Il n’en fallait pas tant pour que le président Donald Trump réaffirme, une fois de plus, à la fin de la semaine dernière, que “nous ne pouvons tolérer que l’Iran possède l’arme nucléaire”, précisant qu’il avait adressé à l’imam Ali Khamenei un message, l’invitant à négocier un accord sur son programme nucléaire. La démarche du président Trump a été rejetée, du moins publiquement, par le Guide suprême iranien, qui souligne que son pays “n’acceptera pas les demandes américaines”, ce qui a poussé la Maison Blanche à rétorquer par une courte phrase lourde de conséquences: “Il existe deux façons de traiter avec l’Iran, la voie militaire ou la conclusion d’un accord.” Un accord, à n’en point douter, aux conditions de Donald Trump qui ne manque pas de souligner à cet égard que le temps presse. “Quelque chose se produira avec l’Iran très prochainement”, a relevé le chef de la Maison Blanche, précisant que “nous sommes parvenus au dernier quart d’heure” dans le traitement du dossier iranien… De petites phrases qui reflètent un ultimatum à peine voilé.  

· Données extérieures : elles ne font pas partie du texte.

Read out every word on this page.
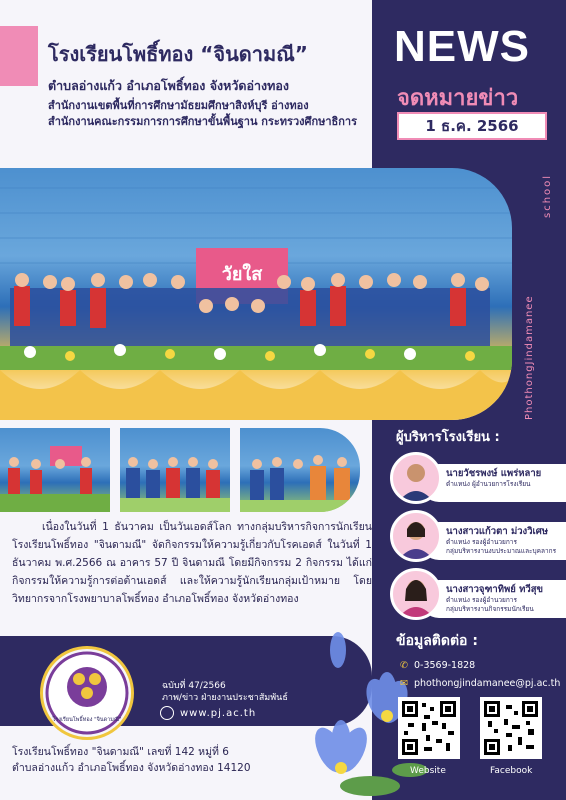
โรงเรียนโพธิ์ทอง “จินดามณี”
ตำบลอ่างแก้ว อำเภอโพธิ์ทอง จังหวัดอ่างทอง
สำนักงานเขตพื้นที่การศึกษามัธยมศึกษาสิงห์บุรี อ่างทอง
สำนักงานคณะกรรมการการศึกษาขั้นพื้นฐาน กระทรวงศึกษาธิการ
NEWS
จดหมายข่าว
1 ธ.ค. 2566
วัยใส
PhothongJindamanee
school
ผู้บริหารโรงเรียน :
นายวัชรพงษ์ แพร่หลาย
ตำแหน่ง ผู้อำนวยการโรงเรียน
นางสาวแก้วตา ม่วงวิเศษ
ตำแหน่ง รองผู้อำนวยการ
กลุ่มบริหารงานงบประมาณและบุคลากร
นางสาวจุฑาทิพย์ ทวีสุข
ตำแหน่ง รองผู้อำนวยการ
กลุ่มบริหารงานกิจกรรมนักเรียน
เนื่องในวันที่ 1 ธันวาคม เป็นวันเอดส์โลก ทางกลุ่มบริหารกิจการนักเรียน โรงเรียนโพธิ์ทอง "จินดามณี" จัดกิจกรรมให้ความรู้เกี่ยวกับโรคเอดส์ ในวันที่ 1 ธันวาคม พ.ศ.2566 ณ อาคาร 57 ปี จินดามณี โดยมีกิจกรรม 2 กิจกรรม ได้แก่ กิจกรรมให้ความรู้การต่อต้านเอดส์ และให้ความรู้นักเรียนกลุ่มเป้าหมาย โดยวิทยากรจากโรงพยาบาลโพธิ์ทอง อำเภอโพธิ์ทอง จังหวัดอ่างทอง
โรงเรียนโพธิ์ทอง "จินดามณี"
ฉบับที่ 47/2566
ภาพ/ข่าว ฝ่ายงานประชาสัมพันธ์
www.pj.ac.th
โรงเรียนโพธิ์ทอง "จินดามณี" เลขที่ 142 หมู่ที่ 6
ตำบลอ่างแก้ว อำเภอโพธิ์ทอง จังหวัดอ่างทอง 14120
ข้อมูลติดต่อ :
✆ 0-3569-1828
✉ phothongjindamanee@pj.ac.th
Website	Facebook
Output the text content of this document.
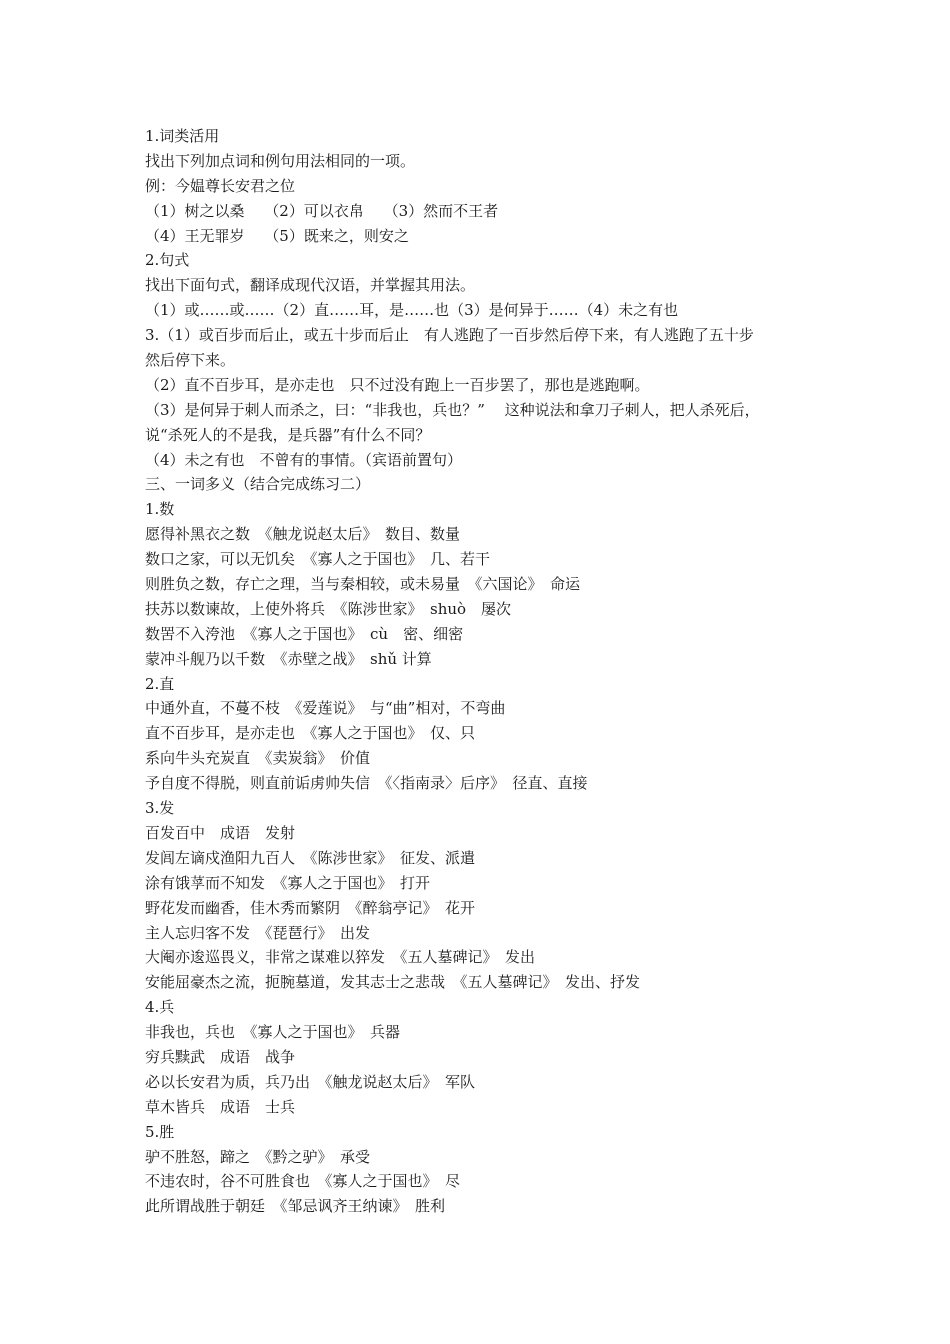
1.词类活用
找出下列加点词和例句用法相同的一项。
例：今媪尊长安君之位
（1）树之以桑　 （2）可以衣帛　 （3）然而不王者
（4）王无罪岁　 （5）既来之，则安之
2.句式
找出下面句式，翻译成现代汉语，并掌握其用法。
（1）或……或……（2）直……耳，是……也（3）是何异于……（4）未之有也
3.（1）或百步而后止，或五十步而后止　有人逃跑了一百步然后停下来，有人逃跑了五十步
然后停下来。
（2）直不百步耳，是亦走也　只不过没有跑上一百步罢了，那也是逃跑啊。
（3）是何异于刺人而杀之，曰：“非我也，兵也？”　 这种说法和拿刀子刺人，把人杀死后，
说“杀死人的不是我，是兵器”有什么不同？
（4）未之有也　不曾有的事情。（宾语前置句）
三、一词多义（结合完成练习二）
1.数
愿得补黑衣之数　《触龙说赵太后》　数目、数量
数口之家，可以无饥矣　《寡人之于国也》　几、若干
则胜负之数，存亡之理，当与秦相较，或未易量　《六国论》　命运
扶苏以数谏故，上使外将兵　《陈涉世家》　shuò　屡次
数罟不入洿池　《寡人之于国也》　cù　密、细密
蒙冲斗舰乃以千数　《赤壁之战》　shǔ 计算
2.直
中通外直，不蔓不枝　《爱莲说》　与“曲”相对，不弯曲
直不百步耳，是亦走也　《寡人之于国也》　仅、只
系向牛头充炭直　《卖炭翁》　价值
予自度不得脱，则直前诟虏帅失信　《〈指南录〉后序》　径直、直接
3.发
百发百中　成语　发射
发闾左谪戍渔阳九百人　《陈涉世家》　征发、派遣
涂有饿莩而不知发　《寡人之于国也》　打开
野花发而幽香，佳木秀而繁阴　《醉翁亭记》　花开
主人忘归客不发　《琵琶行》　出发
大阉亦逡巡畏义，非常之谋难以猝发　《五人墓碑记》　发出
安能屈豪杰之流，扼腕墓道，发其志士之悲哉　《五人墓碑记》　发出、抒发
4.兵
非我也，兵也　《寡人之于国也》　兵器
穷兵黩武　成语　战争
必以长安君为质，兵乃出　《触龙说赵太后》　军队
草木皆兵　成语　士兵
5.胜
驴不胜怒，蹄之　《黔之驴》　承受
不违农时，谷不可胜食也　《寡人之于国也》　尽
此所谓战胜于朝廷　《邹忌讽齐王纳谏》　胜利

Dans un tel contexte, le coup de force contre le nouveau régime syrien ainsi que le clair refus du Hezbollah de se dessaisir de son arsenal militaire sont-ils le reflet d’une grande manœuvre préventive iranienne visant à regagner une partie du terrain perdu dans la perspective du bras de fer, diplomatique ou militaire, qui pointe à l’horizon avec les États-Unis et Israël? Sans doute… Mais dans l’immédiat, une constatation s’impose. Ceux qui ont choisi le littoral syrien pour manigancer et exécuter leur insurrection contre le pouvoir en place à Damas ont commis un crime inqualifiable: ils ont totalement négligé de prendre en considération les conséquences inéluctables et sanglantes que ne manquerait pas d’avoir sur la minorité alaouite leur action irresponsable, comme l’a d’ailleurs déploré ouvertement il y a quarante-huit heures une personnalité haut placée du clan Assad, qui était rentrée en conflit ces derniers temps avec l’ancien président.

On n’efface pas si rapidement les souvenirs cauchemardesques d’un demi-siècle de dictature et de répression meurtrière perpétrée sans foi ni loi par le régime déchu. Est-il donc réellement possible que les commanditaires de la subversion n’aient pas envisagé un seul instant l’éventualité d’une vaste mobilisation de la rue sunnite, entraînant des débordements vindicatifs et sanglants? Mais que valent, en réalité, pour ces marchands de mort, les vies de dizaines, voire de centaines, de civils innocents et impuissants face aux visées hégémoniques d’un pouvoir théocratique qui ne connaît aucune limite à son expansionnisme sectaire?